Gritting his dental plates against the pain, he watched his vision take shape, the blackened energon curling into jagged points, glowing with an eerie light. He stared at the lightning curling around the Forge and his grimace shifted into a fierce grin.
His arm ached. The trickle of energon from the joint had become a stream; a warm, living counterpoint to the deathly chill of the crystal under his hammer. With each blow of the Forge, the stolen arm only grew heavier, a dead weight that he could barely lift - or a living will resisting his.
"No matter," he growled, forcing his arm to rise. The Forge recognized only that the hand of a Prime held it. The arm, however it might resist him, remained his. His fuel lines fed it. His neural net controlled it. His spark powered it. Whatever its owner might have felt about his purpose, it could do nothing against him.

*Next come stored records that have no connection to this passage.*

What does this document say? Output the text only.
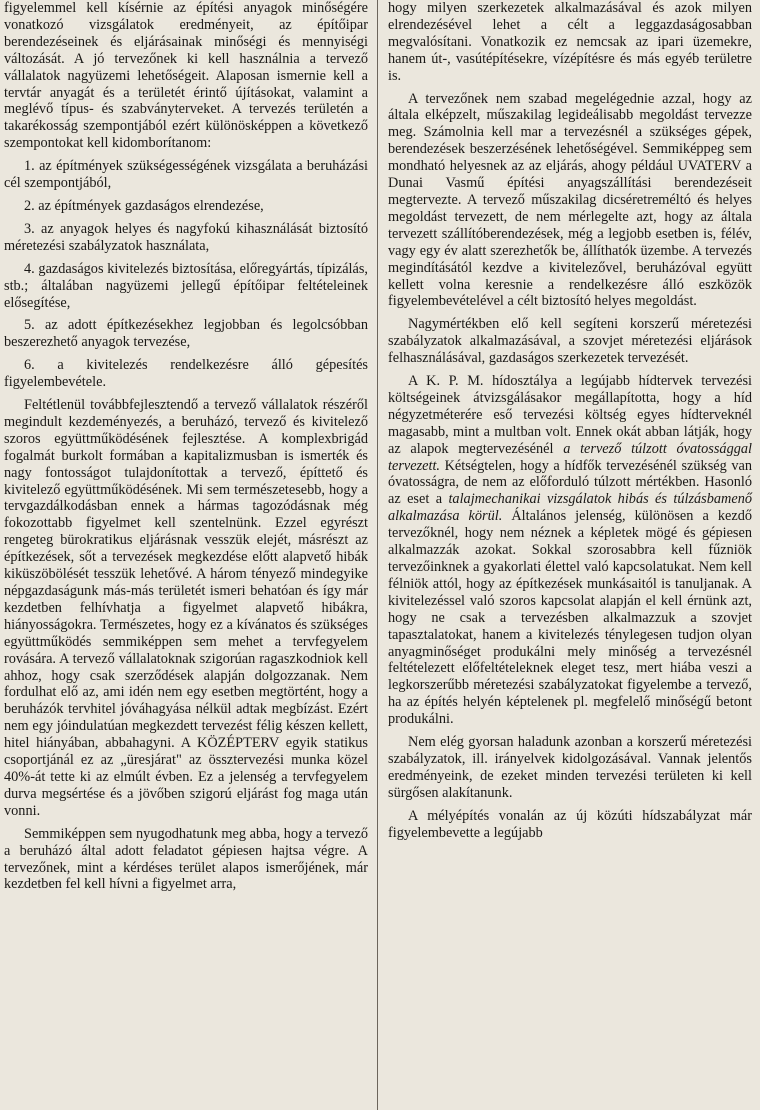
figyelemmel kell kísérnie az építési anyagok minőségére vonatkozó vizsgálatok eredményeit, az építőipar berendezéseinek és eljárásainak minőségi és mennyiségi változását. A jó tervezőnek ki kell használnia a tervező vállalatok nagyüzemi lehetőségeit. Alaposan ismernie kell a tervtár anyagát és a területét érintő újításokat, valamint a meglévő típus- és szabványterveket. A tervezés területén a takarékosság szempontjából ezért különösképpen a következő szempontokat kell kidomborítanom:

1. az építmények szükségességének vizsgálata a beruházási cél szempontjából,

2. az építmények gazdaságos elrendezése,

3. az anyagok helyes és nagyfokú kihasználását biztosító méretezési szabályzatok használata,

4. gazdaságos kivitelezés biztosítása, előregyártás, típizálás, stb.; általában nagyüzemi jellegű építőipar feltételeinek elősegítése,

5. az adott építkezésekhez legjobban és legolcsóbban beszerezhető anyagok tervezése,

6. a kivitelezés rendelkezésre álló gépesítés figyelembevétele.

Feltétlenül továbbfejlesztendő a tervező vállalatok részéről megindult kezdeményezés, a beruházó, tervező és kivitelező szoros együttműködésének fejlesztése. A komplexbrigád fogalmát burkolt formában a kapitalizmusban is ismerték és nagy fontosságot tulajdonítottak a tervező, építtető és kivitelező együttműködésének. Mi sem természetesebb, hogy a tervgazdálkodásban ennek a hármas tagozódásnak még fokozottabb figyelmet kell szentelnünk. Ezzel egyrészt rengeteg bürokratikus eljárásnak vesszük elejét, másrészt az építkezések, sőt a tervezések megkezdése előtt alapvető hibák kiküszöbölését tesszük lehetővé. A három tényező mindegyike népgazdaságunk más-más területét ismeri behatóan és így már kezdetben felhívhatja a figyelmet alapvető hibákra, hiányosságokra. Természetes, hogy ez a kívánatos és szükséges együttműködés semmiképpen sem mehet a tervfegyelem rovására. A tervező vállalatoknak szigorúan ragaszkodniok kell ahhoz, hogy csak szerződések alapján dolgozzanak. Nem fordulhat elő az, ami idén nem egy esetben megtörtént, hogy a beruházók tervhitel jóváhagyása nélkül adtak megbízást. Ezért nem egy jóindulatúan megkezdett tervezést félig készen kellett, hitel hiányában, abbahagyni. A KÖZÉPTERV egyik statikus csoportjánál ez az „üresjárat" az össztervezési munka közel 40%-át tette ki az elmúlt évben. Ez a jelenség a tervfegyelem durva megsértése és a jövőben szigorú eljárást fog maga után vonni.

Semmiképpen sem nyugodhatunk meg abba, hogy a tervező a beruházó által adott feladatot gépiesen hajtsa végre. A tervezőnek, mint a kérdéses terület alapos ismerőjének, már kezdetben fel kell hívni a figyelmet arra,

hogy milyen szerkezetek alkalmazásával és azok milyen elrendezésével lehet a célt a leggazdaságosabban megvalósítani. Vonatkozik ez nemcsak az ipari üzemekre, hanem út-, vasútépítésekre, vízépítésre és más egyéb területre is.

A tervezőnek nem szabad megelégednie azzal, hogy az általa elképzelt, műszakilag legideálisabb megoldást tervezze meg. Számolnia kell mar a tervezésnél a szükséges gépek, berendezések beszerzésének lehetőségével. Semmiképpeg sem mondható helyesnek az az eljárás, ahogy például UVATERV a Dunai Vasmű építési anyagszállítási berendezéseit megtervezte. A tervező műszakilag dicséretreméltó és helyes megoldást tervezett, de nem mérlegelte azt, hogy az általa tervezett szállítóberendezések, még a legjobb esetben is, félév, vagy egy év alatt szerezhetők be, állíthatók üzembe. A tervezés megindításától kezdve a kivitelezővel, beruházóval együtt kellett volna keresnie a rendelkezésre álló eszközök figyelembevételével a célt biztosító helyes megoldást.

Nagymértékben elő kell segíteni korszerű méretezési szabályzatok alkalmazásával, a szovjet méretezési eljárások felhasználásával, gazdaságos szerkezetek tervezését.

A K. P. M. hídosztálya a legújabb hídtervek tervezési költségeinek átvizsgálásakor megállapította, hogy a híd négyzetméterére eső tervezési költség egyes hídterveknél magasabb, mint a multban volt. Ennek okát abban látják, hogy az alapok megtervezésénél a tervező túlzott óvatossággal tervezett. Kétségtelen, hogy a hídfők tervezésénél szükség van óvatosságra, de nem az előforduló túlzott mértékben. Hasonló az eset a talajmechanikai vizsgálatok hibás és túlzásbamenő alkalmazása körül. Általános jelenség, különösen a kezdő tervezőknél, hogy nem néznek a képletek mögé és gépiesen alkalmazzák azokat. Sokkal szorosabbra kell fűzniök tervezőinknek a gyakorlati élettel való kapcsolatukat. Nem kell félniök attól, hogy az építkezések munkásaitól is tanuljanak. A kivitelezéssel való szoros kapcsolat alapján el kell érnünk azt, hogy ne csak a tervezésben alkalmazzuk a szovjet tapasztalatokat, hanem a kivitelezés ténylegesen tudjon olyan anyagminőséget produkálni mely minőség a tervezésnél feltételezett előfeltételeknek eleget tesz, mert hiába veszi a legkorszerűbb méretezési szabályzatokat figyelembe a tervező, ha az építés helyén képtelenek pl. megfelelő minőségű betont produkálni.

Nem elég gyorsan haladunk azonban a korszerű méretezési szabályzatok, ill. irányelvek kidolgozásával. Vannak jelentős eredményeink, de ezeket minden tervezési területen ki kell sürgősen alakítanunk.

A mélyépítés vonalán az új közúti hídszabályzat már figyelembevette a legújabb
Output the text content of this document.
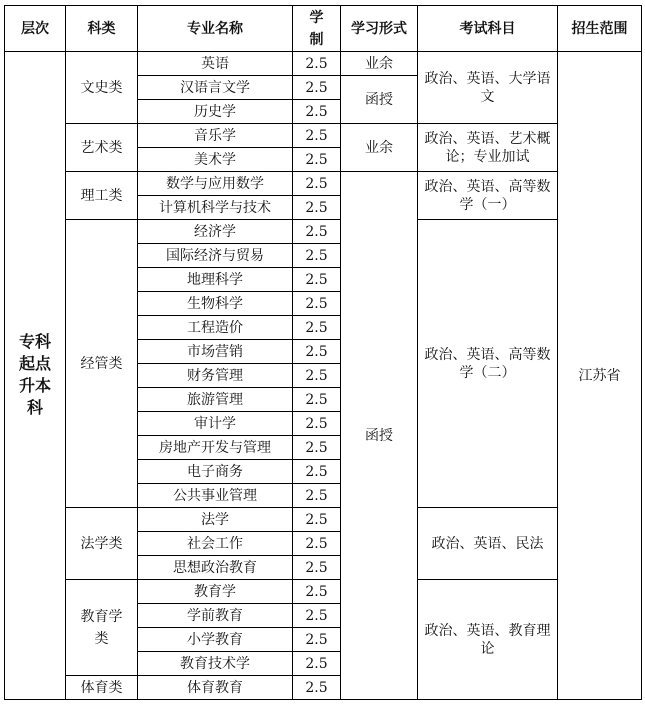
层次	科类	专业名称	学制	学习形式	考试科目	招生范围
专科起点升本科	文史类	英语	2.5	业余	政治、英语、大学语文	江苏省
		汉语言文学	2.5	函授		
		历史学	2.5			
	艺术类	音乐学	2.5	业余	政治、英语、艺术概论；专业加试	
		美术学	2.5			
	理工类	数学与应用数学	2.5	函授	政治、英语、高等数学（一）	
		计算机科学与技术	2.5			
	经管类	经济学	2.5		政治、英语、高等数学（二）	
		国际经济与贸易	2.5			
		地理科学	2.5			
		生物科学	2.5			
		工程造价	2.5			
		市场营销	2.5			
		财务管理	2.5			
		旅游管理	2.5			
		审计学	2.5			
		房地产开发与管理	2.5			
		电子商务	2.5			
		公共事业管理	2.5			
	法学类	法学	2.5		政治、英语、民法	
		社会工作	2.5			
		思想政治教育	2.5			
	教育学类	教育学	2.5		政治、英语、教育理论	
		学前教育	2.5			
		小学教育	2.5			
		教育技术学	2.5			
	体育类	体育教育	2.5			
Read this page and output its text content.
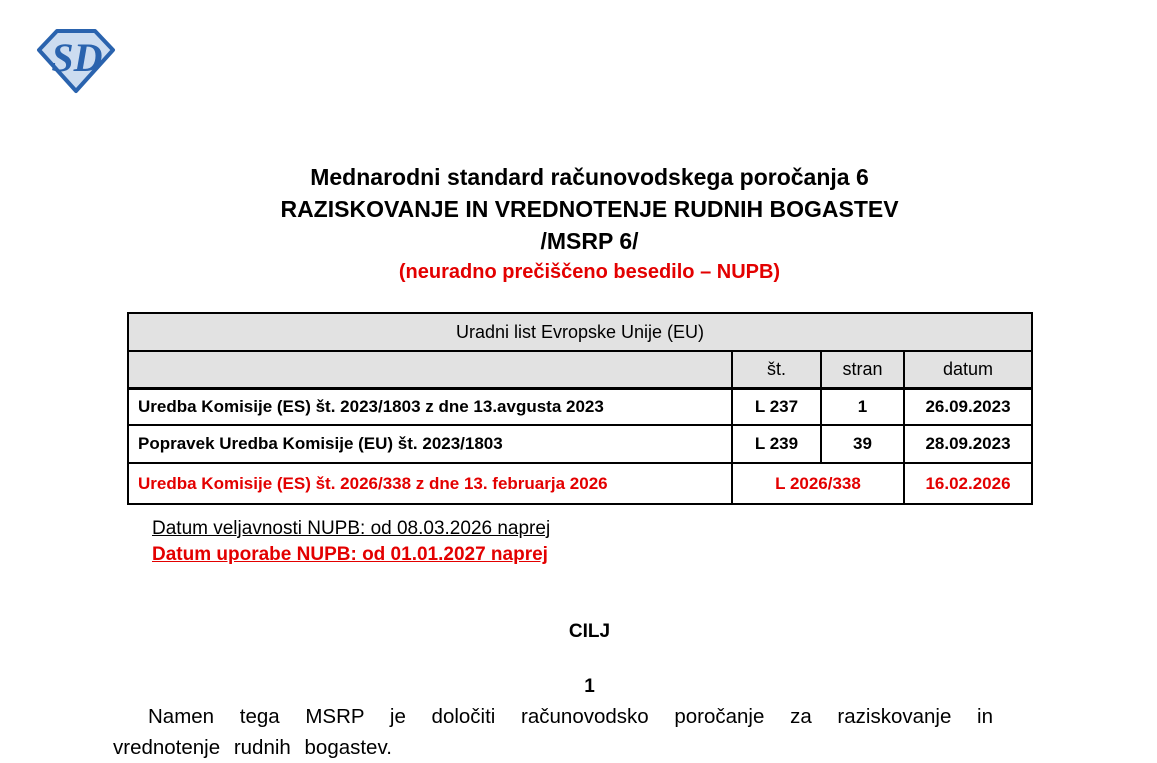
SD
Mednarodni standard računovodskega poročanja 6
RAZISKOVANJE IN VREDNOTENJE RUDNIH BOGASTEV
/MSRP 6/
(neuradno prečiščeno besedilo – NUPB)
Uradni list Evropske Unije (EU)			
	št.	stran	datum
Uredba Komisije (ES) št. 2023/1803 z dne 13.avgusta 2023	L 237	1	26.09.2023
Popravek Uredba Komisije (EU) št. 2023/1803	L 239	39	28.09.2023
Uredba Komisije (ES) št. 2026/338 z dne 13. februarja 2026	L 2026/338		16.02.2026
Datum veljavnosti NUPB: od 08.03.2026 naprej
Datum uporabe NUPB: od 01.01.2027 naprej
CILJ
1
Namen tega MSRP je določiti računovodsko poročanje za raziskovanje in vrednotenje rudnih bogastev.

So this is what has become of the Primes, he thought, a whirlwind of light coursing from the Forge as he brought it down again. A handful of trinkets, strewn across a forsaken little planet beneath which a demon sleeps.
He chuckled, listening to the sounds of dark whispers and surging energy, as he raised his arm for the final blow.
"You stole the destiny I wanted, Optimus Prime," he hissed, his rasping voice soft and lethal. "But I have always made my own."
With a resounding roar, he brought the hammer down.